Baptiste came and settled down beside him, choosing the seat next to him instead of positioning himself across the table the way everyone else had done. The moment Tom finished enhancing a one-hundred-percent wood-constructed morning star, the plant creature snagged it with one of his vines before Tom could send it away.
“Please, may I look? I have some innate talent for this sort of stuff.”
“Really?”
“Yes, but I’ve been watching you. Mine is very different from yours.”
Tom observed with interest as the weapon glowed while Baptiste was using his own ability on it. The changes made to the wood were subtle: there was a slight shift in its properties; the spikes became harder and lost some of their flexibility, which was likely going to result in them acting more like a metal than wood. The chain links were likewise transformed to be slightly more pliable, which meant that they were going to become less likely to break.
“Wow. That’s much more impressive than anything I did.”
“No, it’s not. It’s very limited. I can’t do what you were doing. I can’t correct damage or close fractures. All I did was make it so the most suitable variety of wood was selected for each component part.”
“But the morning star is better. All of has been improved.”
Its leaves rustled like a shrug. “I shifted it to a type that suits the weapon better. To be honest, I’d be surprised if you couldn’t do it.”
Tom’s eyes sharpened in excitement. “How?”
Baptiste’s leaves straightened slightly, which conveyed uncertainty. “My trait might be different from your skill. I can feel the various potentials of woods and choose which one to bring out.”
“My skill does…” Tom stopped talking as his throat locked up because Social Silence had interceded. He couldn’t finish that sentence. He had been about to say ‘doesn’t work like that’. For a moment, he sat there, stunned at the interruption. He hadn’t been expecting that, but then he thought about what his skill did and why his tier-seven skill had stepped in at that moment to stop him from saying something that could hurt his relationship with Baptiste.
The only reason he could think of for the intervention was that he had been about to inadvertently lie about something Baptiste actually cared about.
What did my Living Wood skill really do? He asked himself.

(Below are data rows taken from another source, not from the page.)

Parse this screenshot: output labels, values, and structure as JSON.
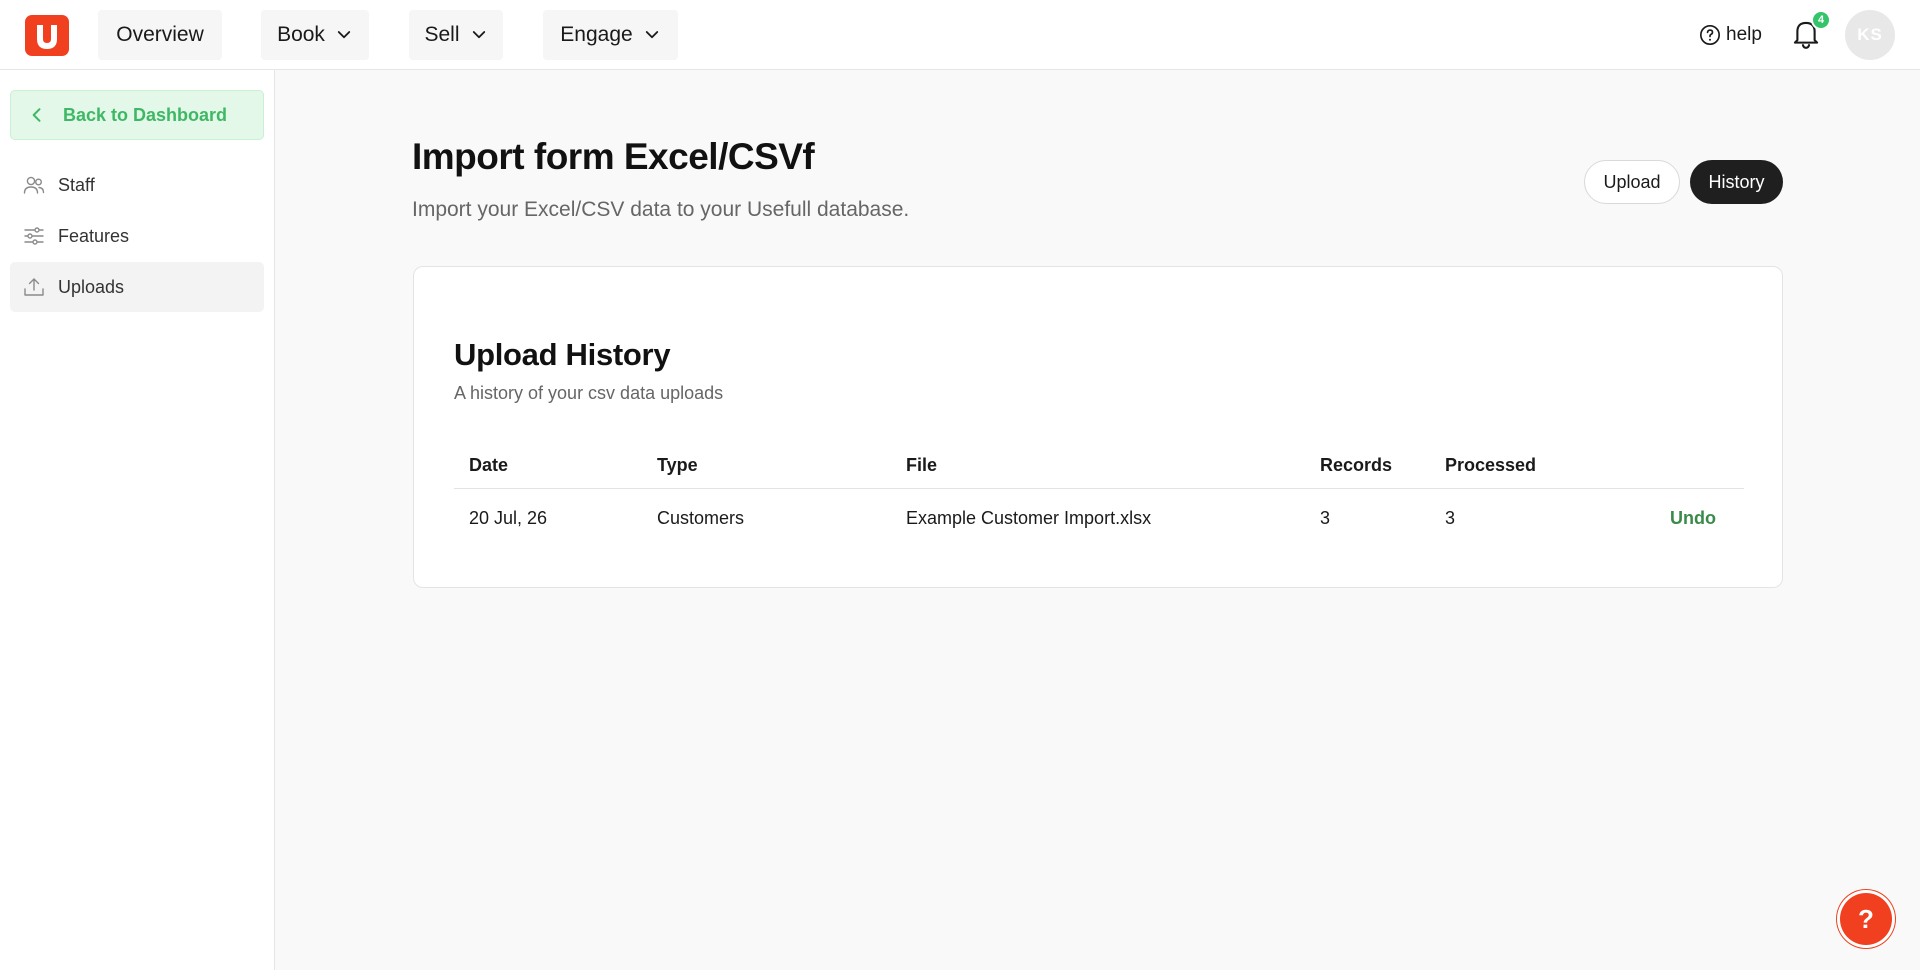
{
  "nav": {
    "overview": "Overview",
    "book": "Book",
    "sell": "Sell",
    "engage": "Engage",
    "help": "help",
    "notification_count": "4",
    "avatar_initials": "KS"
  },
  "sidebar": {
    "back_label": "Back to Dashboard",
    "items": [
      {
        "label": "Staff",
        "icon": "users-icon"
      },
      {
        "label": "Features",
        "icon": "sliders-icon"
      },
      {
        "label": "Uploads",
        "icon": "upload-icon",
        "active": true
      }
    ]
  },
  "main": {
    "title": "Import form Excel/CSVf",
    "subtitle": "Import your Excel/CSV data to your Usefull database.",
    "toggle": {
      "upload": "Upload",
      "history": "History",
      "selected": "History"
    }
  },
  "history": {
    "title": "Upload History",
    "subtitle": "A history of your csv data uploads",
    "columns": [
      "Date",
      "Type",
      "File",
      "Records",
      "Processed"
    ],
    "rows": [
      {
        "date": "20 Jul, 26",
        "type": "Customers",
        "file": "Example Customer Import.xlsx",
        "records": "3",
        "processed": "3",
        "action": "Undo"
      }
    ]
  },
  "fab": {
    "label": "?"
  },
  "colors": {
    "brand": "#f0401f",
    "accent_green": "#3fb865",
    "badge_green": "#35c46a",
    "dark_button": "#1f1f1f"
  }
}
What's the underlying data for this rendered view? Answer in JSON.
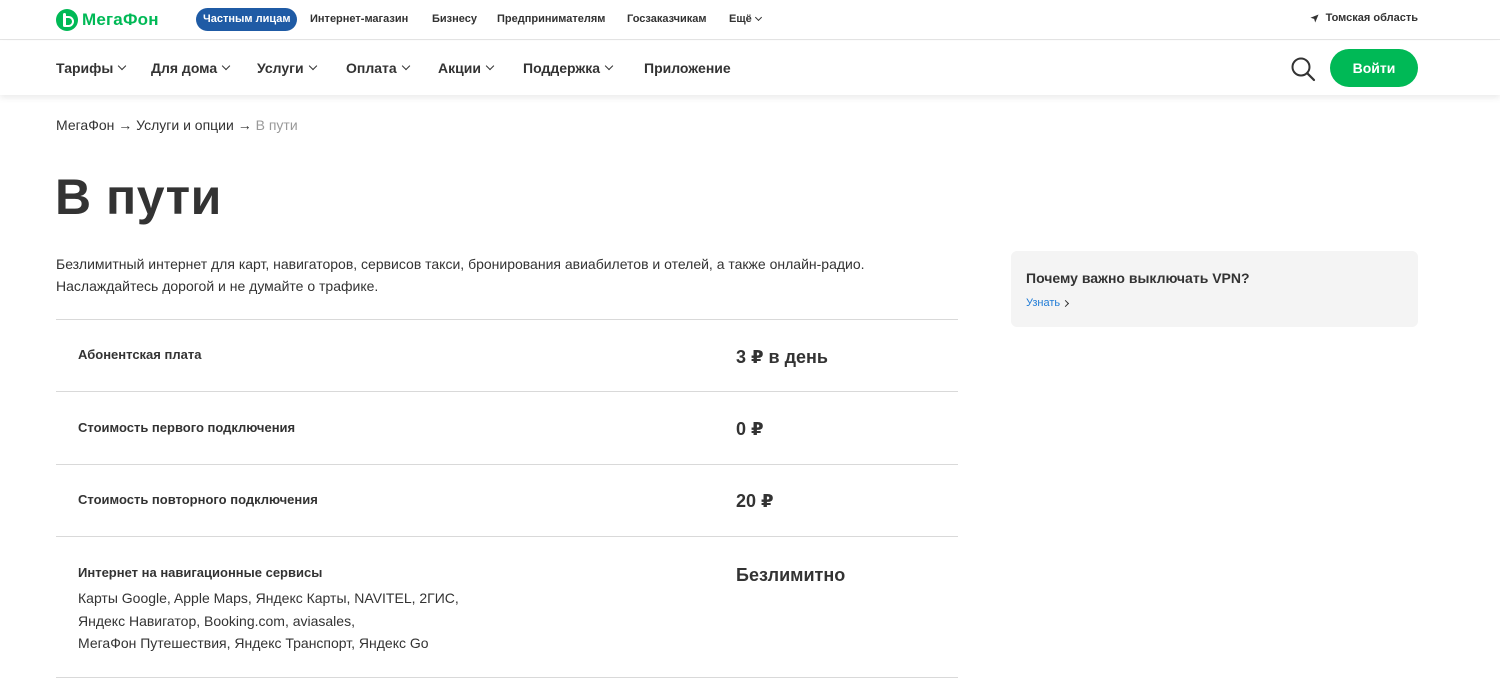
{
  "header": {
    "logo_text": "МегаФон",
    "segments": [
      "Частным лицам",
      "Интернет-магазин",
      "Бизнесу",
      "Предпринимателям",
      "Госзаказчикам",
      "Ещё"
    ],
    "region": "Томская область"
  },
  "nav": {
    "items": [
      "Тарифы",
      "Для дома",
      "Услуги",
      "Оплата",
      "Акции",
      "Поддержка",
      "Приложение"
    ],
    "login_label": "Войти"
  },
  "breadcrumb": {
    "items": [
      "МегаФон",
      "Услуги и опции",
      "В пути"
    ],
    "separator": "→"
  },
  "page": {
    "title": "В пути",
    "description_line1": "Безлимитный интернет для карт, навигаторов, сервисов такси, бронирования авиабилетов и отелей, а также онлайн-радио.",
    "description_line2": "Наслаждайтесь дорогой и не думайте о трафике."
  },
  "params": [
    {
      "label": "Абонентская плата",
      "value": "3 ₽ в день"
    },
    {
      "label": "Стоимость первого подключения",
      "value": "0 ₽"
    },
    {
      "label": "Стоимость повторного подключения",
      "value": "20 ₽"
    },
    {
      "label": "Интернет на навигационные сервисы",
      "value": "Безлимитно",
      "details": [
        "Карты Google, Apple Maps, Яндекс Карты, NAVITEL, 2ГИС,",
        "Яндекс Навигатор, Booking.com, aviasales,",
        "МегаФон Путешествия, Яндекс Транспорт, Яндекс Go"
      ]
    }
  ],
  "vpn_card": {
    "title": "Почему важно выключать VPN?",
    "link": "Узнать"
  },
  "colors": {
    "brand_green": "#00b956",
    "segment_active": "#1f5ba5",
    "link_blue": "#1f7bd6"
  }
}
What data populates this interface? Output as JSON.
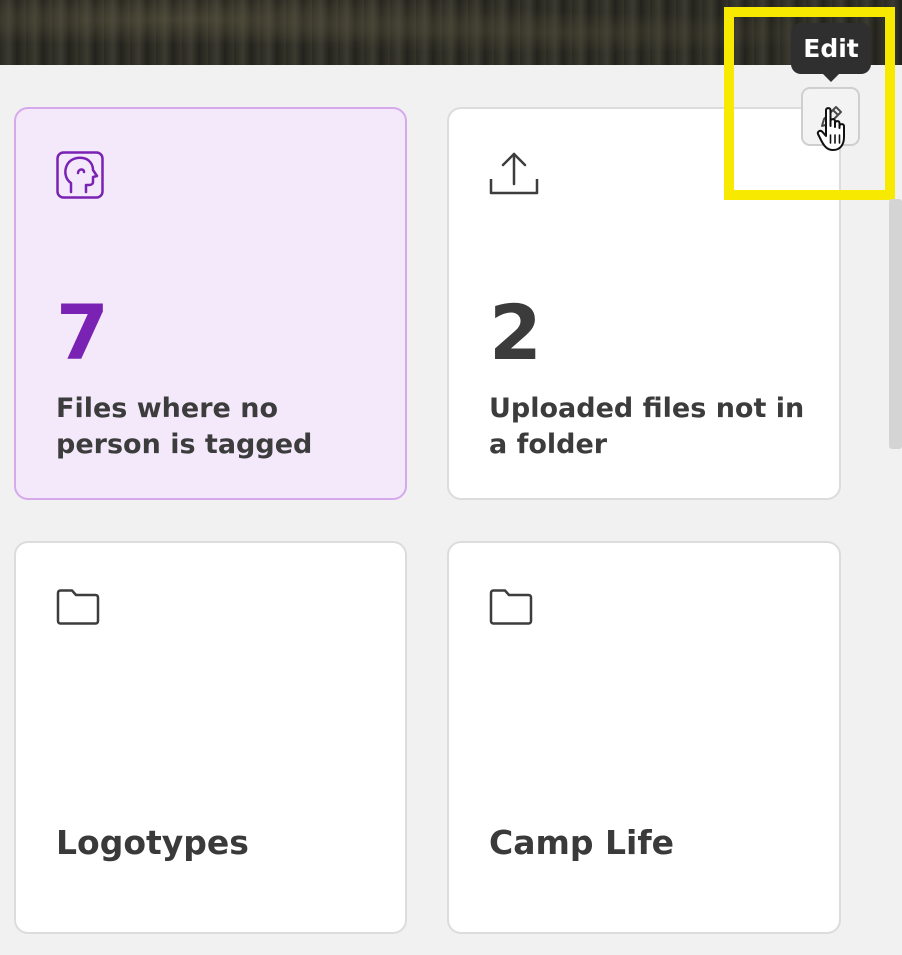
{
  "cards": [
    {
      "count": "7",
      "label": "Files where no person is tagged",
      "icon": "face-profile-icon"
    },
    {
      "count": "2",
      "label": "Uploaded files not in a folder",
      "icon": "upload-icon"
    }
  ],
  "folders": [
    {
      "title": "Logotypes",
      "icon": "folder-icon"
    },
    {
      "title": "Camp Life",
      "icon": "folder-icon"
    }
  ],
  "tooltip": {
    "text": "Edit"
  },
  "edit_button": {
    "icon": "pencil-icon"
  },
  "colors": {
    "accent": "#7a22b3",
    "highlight_card_bg": "#f4e9fb",
    "highlight_card_border": "#d5a9ec",
    "annotation_box": "#f7ea00"
  }
}
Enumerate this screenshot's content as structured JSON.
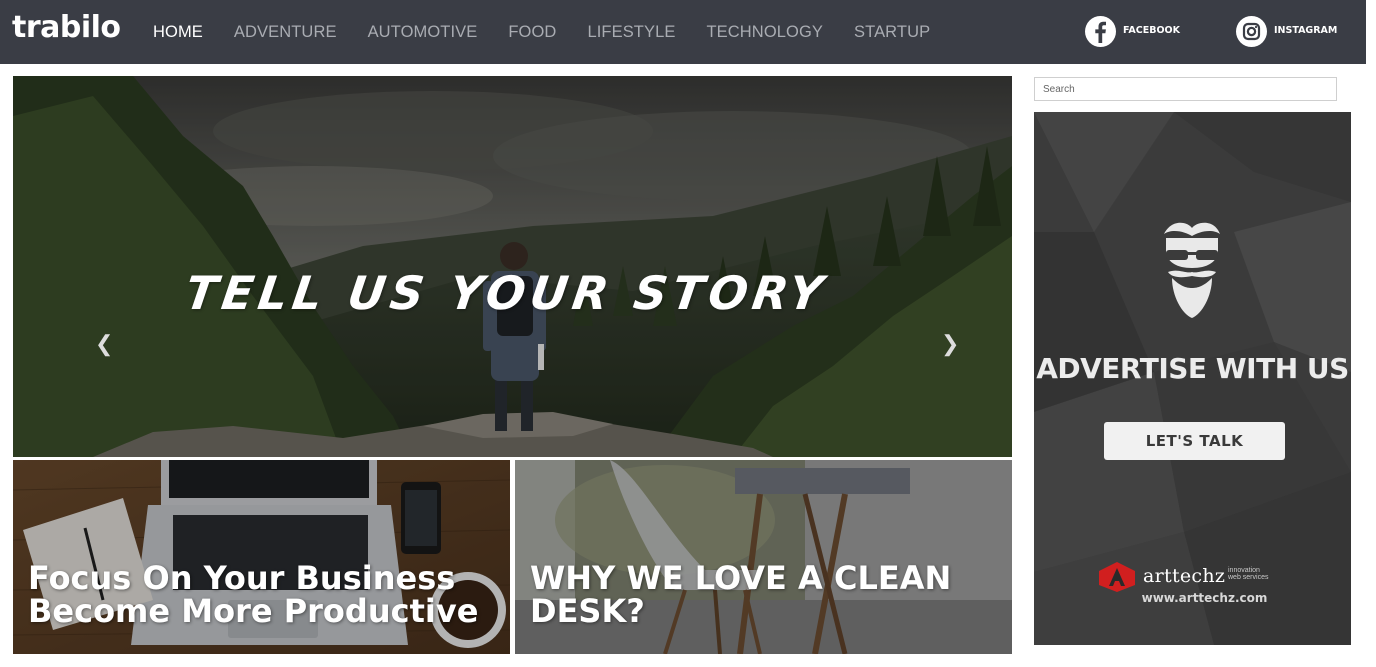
{
  "header": {
    "logo": "trabilo",
    "nav": [
      "HOME",
      "ADVENTURE",
      "AUTOMOTIVE",
      "FOOD",
      "LIFESTYLE",
      "TECHNOLOGY",
      "STARTUP"
    ],
    "active_nav": "HOME",
    "social": [
      {
        "label": "FACEBOOK",
        "icon": "facebook-icon"
      },
      {
        "label": "INSTAGRAM",
        "icon": "instagram-icon"
      }
    ]
  },
  "hero": {
    "title": "TELL US YOUR STORY",
    "prev_icon": "chevron-left-icon",
    "next_icon": "chevron-right-icon"
  },
  "cards": [
    {
      "line1": "Focus On Your Business",
      "line2": "Become More Productive"
    },
    {
      "line1": "WHY WE LOVE A CLEAN",
      "line2": "DESK?"
    }
  ],
  "sidebar": {
    "search_placeholder": "Search",
    "ad": {
      "heading": "ADVERTISE WITH US",
      "button": "LET'S TALK",
      "brand_name": "arttechz",
      "brand_tag_line1": "innovation",
      "brand_tag_line2": "web services",
      "url": "www.arttechz.com"
    }
  },
  "colors": {
    "header_bg": "#3a3d45",
    "nav_text": "#a9acb2",
    "nav_active": "#ffffff",
    "ad_bg": "#3b3b3b",
    "brand_red": "#d11f1f"
  }
}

As he inserted his ritual into the wood, he was changing its nature, which was exactly what Baptiste was doing. However, his friend was controlling the process, while Tom had been taking the easiest and most magical separate form that he could find.
“My skill does things differently,” he told Baptiste, simply pretending to finish the same sentence even if the meaning was almost the opposite of what he had been originally intending to convey. “But I’ve done something similar in the past, even if I didn’t consider this use case.” He clapped his hands excitedly. “I think I can see how to do it, but it’s going to take some experimentation.”
“I’m sure two minds can make things go faster. Let me help.” A lump of wood appeared in front of Baptiste. Half of it glowed and then he passed it to Tom. “Try adjusting your side to be as soft as mine.”